Who benefits from this restriction? Not consumers, nor individual farmers, who could in fact find growing opportunities precisely in the conversion towards plant protein production such as soya, peas, oats, and legumes. The main beneficiary is, essentially, the traditional meat industry, which does not want to lose consumers attracted by more sustainable and increasingly competitive alternatives.
It is precisely the use of common everyday words that the livestock sector finds hard to stomach, because it helps consumers understand how to cook a product, how to pair it, and how to incorporate it into their daily habits.
A retrograde choice
A Europe that aspires to be a leader in the ecological and food transition cannot afford to wage war on words. While the world accelerates towards more sustainable food systems, Brussels is debating whether the term steak can appear on a soya-based product.
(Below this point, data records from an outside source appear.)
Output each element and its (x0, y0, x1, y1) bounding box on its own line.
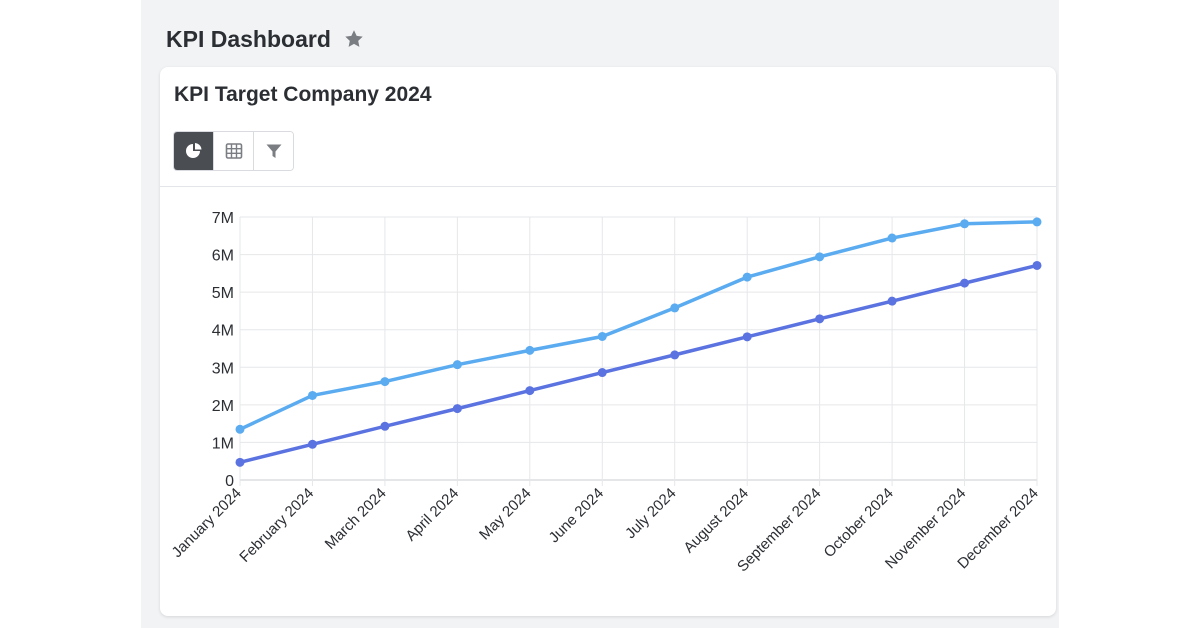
table-view-button[interactable] (214, 132, 254, 170)
x-tick-label: June 2024 (546, 485, 608, 547)
grid-table-icon (225, 143, 242, 159)
card-divider (160, 186, 1056, 187)
x-tick-label: March 2024 (322, 485, 390, 553)
data-point (380, 377, 390, 387)
data-point (670, 350, 680, 360)
y-tick-label: 4M (212, 323, 234, 340)
data-point (597, 331, 607, 341)
data-point (380, 421, 390, 431)
star-icon[interactable] (343, 28, 365, 50)
data-point (887, 296, 897, 306)
data-point (815, 314, 825, 324)
y-tick-label: 5M (212, 285, 234, 302)
y-tick-label: 3M (212, 360, 234, 377)
x-tick-label: July 2024 (622, 485, 679, 542)
data-point (742, 332, 752, 342)
data-point (597, 368, 607, 378)
filter-icon (266, 144, 281, 158)
data-point (815, 252, 825, 262)
data-point (887, 233, 897, 243)
kpi-card: KPI Target Company 2024 0 1M 2M 3M 4M 5M 6M 7M J… (160, 67, 1056, 616)
y-tick-label: 7M (212, 210, 234, 227)
x-tick-label: August 2024 (680, 485, 752, 557)
data-point (742, 272, 752, 282)
y-tick-label: 1M (212, 435, 234, 452)
x-tick-label: April 2024 (402, 485, 462, 545)
data-point (452, 360, 462, 370)
card-title: KPI Target Company 2024 (174, 83, 432, 106)
data-point (1032, 217, 1042, 227)
x-tick-label: October 2024 (821, 485, 897, 561)
data-point (235, 424, 245, 434)
page-title: KPI Dashboard (166, 25, 331, 52)
chart-view-button[interactable] (174, 132, 214, 170)
data-point (307, 390, 317, 400)
x-tick-label: February 2024 (236, 485, 317, 566)
series-line-2 (238, 263, 1039, 465)
data-point (452, 404, 462, 414)
data-point (670, 303, 680, 313)
x-tick-label: May 2024 (476, 485, 535, 544)
data-point (1032, 260, 1042, 270)
pie-chart-icon (185, 143, 201, 158)
data-point (307, 439, 317, 449)
data-point (525, 345, 535, 355)
y-tick-label: 2M (212, 398, 234, 415)
y-tick-label: 6M (212, 248, 234, 265)
filter-button[interactable] (254, 132, 293, 170)
data-point (235, 457, 245, 467)
page-header: KPI Dashboard (166, 24, 365, 54)
data-point (525, 386, 535, 396)
data-point (960, 219, 970, 229)
y-tick-label: 0 (225, 473, 234, 490)
data-point (960, 278, 970, 288)
view-toggle-group (173, 131, 294, 171)
series-line-1 (238, 220, 1039, 432)
x-tick-label: January 2024 (169, 485, 245, 561)
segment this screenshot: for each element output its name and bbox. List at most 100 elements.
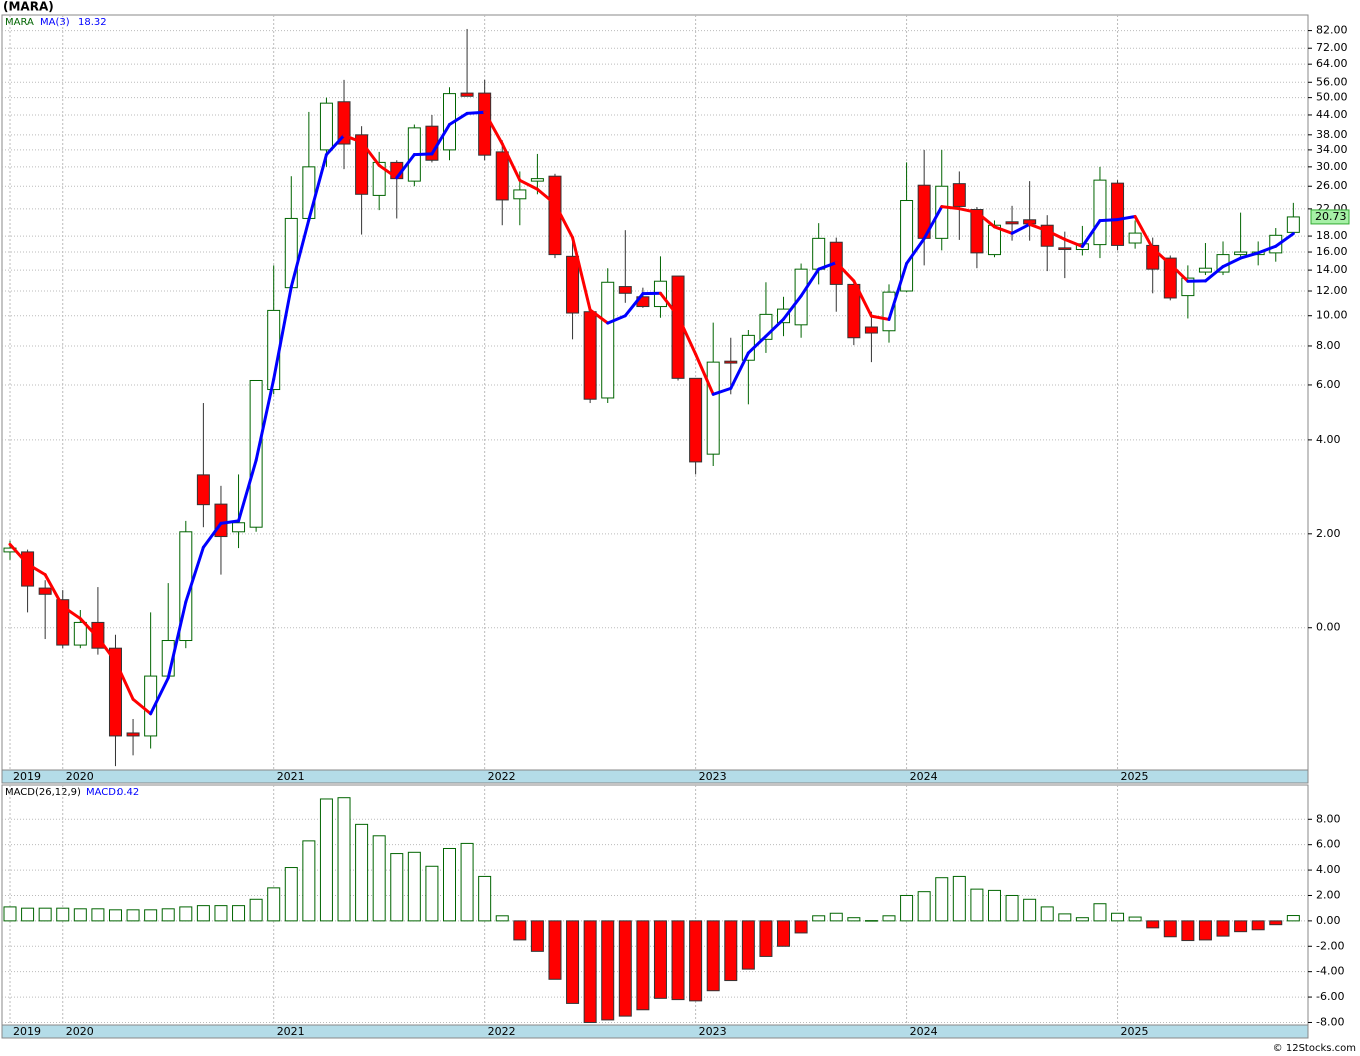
ma-segment: [26, 562, 47, 577]
macd-bar: [38, 907, 52, 922]
macd-bar: [548, 920, 562, 980]
macd-bar: [847, 917, 861, 922]
candle-body: [882, 291, 896, 332]
macd-bar: [1163, 920, 1177, 938]
ma-segment: [61, 604, 82, 621]
ma-segment: [1168, 262, 1190, 283]
macd-bar: [232, 905, 246, 922]
candle-body: [126, 732, 140, 737]
macd-bar: [1111, 912, 1125, 922]
ma-segment: [237, 458, 258, 523]
macd-bar: [302, 840, 316, 922]
macd-bar: [56, 907, 70, 922]
ma-segment: [746, 334, 768, 355]
x-tick-label: 2024: [910, 770, 938, 783]
ma-segment: [817, 261, 838, 271]
ma-segment: [887, 262, 909, 321]
ma-segment: [676, 314, 698, 356]
ma-segment: [201, 521, 223, 549]
macd-bar: [443, 847, 456, 922]
ma-segment: [307, 153, 328, 222]
y-tick-label: 16.00: [1316, 245, 1348, 258]
candle-body: [478, 92, 492, 156]
macd-bar: [355, 823, 369, 922]
candle-body: [970, 208, 984, 254]
y-tick-label: 18.00: [1316, 229, 1348, 242]
macd-bar: [319, 798, 333, 922]
macd-bar: [495, 915, 509, 922]
macd-bar: [196, 905, 210, 922]
y-tick-label: 8.00: [1316, 339, 1341, 352]
candle-body: [548, 175, 562, 256]
macd-bar: [425, 865, 439, 922]
ma-segment: [43, 573, 65, 608]
candle-body: [1234, 251, 1248, 256]
macd-bar: [987, 889, 1001, 922]
macd-bar: [935, 877, 949, 922]
macd-bar: [530, 920, 544, 952]
macd-bar: [1216, 920, 1230, 937]
legend-ma-value: 18.32: [78, 17, 107, 28]
candle-body: [864, 326, 878, 334]
ma-segment: [535, 187, 557, 206]
ma-segment: [272, 285, 293, 381]
macd-bar: [1005, 894, 1019, 922]
ma-segment: [518, 178, 539, 191]
x-tick-label: 2020: [66, 770, 94, 783]
y-tick-label: 2.00: [1316, 888, 1341, 901]
candle-body: [935, 185, 949, 239]
y-tick-label: 82.00: [1316, 24, 1348, 37]
ma-segment: [166, 600, 188, 680]
x-tick-label: 2019: [13, 1025, 41, 1038]
ma-segment: [131, 697, 153, 716]
ma-segment: [184, 545, 205, 604]
ma-segment: [1239, 251, 1260, 260]
macd-bar: [478, 875, 492, 922]
macd-bar: [390, 853, 404, 922]
candle-body: [355, 134, 369, 195]
ma-segment: [289, 218, 311, 289]
candle-body: [196, 474, 210, 506]
candle-body: [513, 189, 527, 200]
ma-segment: [219, 519, 241, 525]
x-tick-label: 2019: [13, 770, 41, 783]
ma-segment: [430, 123, 451, 156]
ma-segment: [1010, 222, 1032, 235]
candle-body: [1111, 182, 1125, 246]
macd-bar: [144, 909, 158, 922]
macd-bar: [689, 920, 703, 1002]
last-price-label: 20.73: [1315, 210, 1347, 223]
candle-body: [530, 178, 544, 182]
macd-bar: [882, 915, 896, 922]
year-band: [1, 769, 1309, 784]
y-tick-label: 12.00: [1316, 284, 1348, 297]
ma-segment: [606, 314, 627, 325]
macd-bar: [1040, 906, 1054, 922]
candle-body: [1198, 267, 1212, 273]
y-tick-label: 8.00: [1316, 812, 1341, 825]
x-tick-label: 2020: [66, 1025, 94, 1038]
y-tick-label: 34.00: [1316, 143, 1348, 156]
x-tick-label: 2021: [277, 770, 305, 783]
macd-bar: [267, 887, 281, 922]
macd-bar: [1093, 903, 1107, 922]
candle-body: [812, 237, 826, 270]
ma-segment: [658, 291, 680, 318]
macd-bar: [1286, 915, 1300, 922]
macd-bar: [1251, 920, 1265, 931]
macd-bar: [1128, 916, 1142, 922]
ma-segment: [1063, 237, 1084, 248]
ma-segment: [1045, 229, 1067, 241]
macd-bar: [91, 908, 105, 922]
ma-segment: [149, 676, 170, 716]
ma-segment: [483, 110, 504, 146]
year-band: [1, 1024, 1309, 1039]
macd-bar: [583, 920, 597, 1023]
macd-bar: [460, 842, 474, 922]
ma-segment: [905, 237, 926, 266]
macd-bar: [1198, 920, 1212, 941]
ma-segment: [1256, 244, 1278, 255]
candle-body: [618, 286, 632, 294]
legend-macd: MACD(26,12,9): [5, 787, 81, 798]
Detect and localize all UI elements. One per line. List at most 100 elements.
It is a retrograde choice, one that adds bureaucracy where innovation is needed, creates barriers where opportunities are needed, and sends the wrong signal to a sector — that of plant-based foods — which is already worth €2.7 billion in Europe and could be one of the drivers of the protein transition the continent so urgently needs.
The banned words
Below is the official list of banned designations agreed yesterday (in brackets an approximate Italian translation, not official):
Beef (manzo), Veal (vitello), Pork (maiale), Poultry (pollame), Chicken (pollo), Turkey (tacchino), Duck (anatra), Goose (oca), Lamb (agnello), Mutton (montone), Ovine (ovino), Goat (capra), Drumstick (coscia di pollo), Tenderloin (filetto), Sirloin (controfiletto), Flank (pancia / taglio di fianco), Loin (lombo), Ribs (costine), Shoulder (spalla), Shank (stinco), Chop (braciola), Wing (ala), Breast (petto), Thigh (coscia), Brisket (punta di petto), Ribeye (entrecôte / costata), T-bone (bistecca con osso a T), Rump (scamone), Bacon (pancetta), Steak (bistecca), Liver (fegato).
We will update the article with the official Italian list as soon as it becomes available.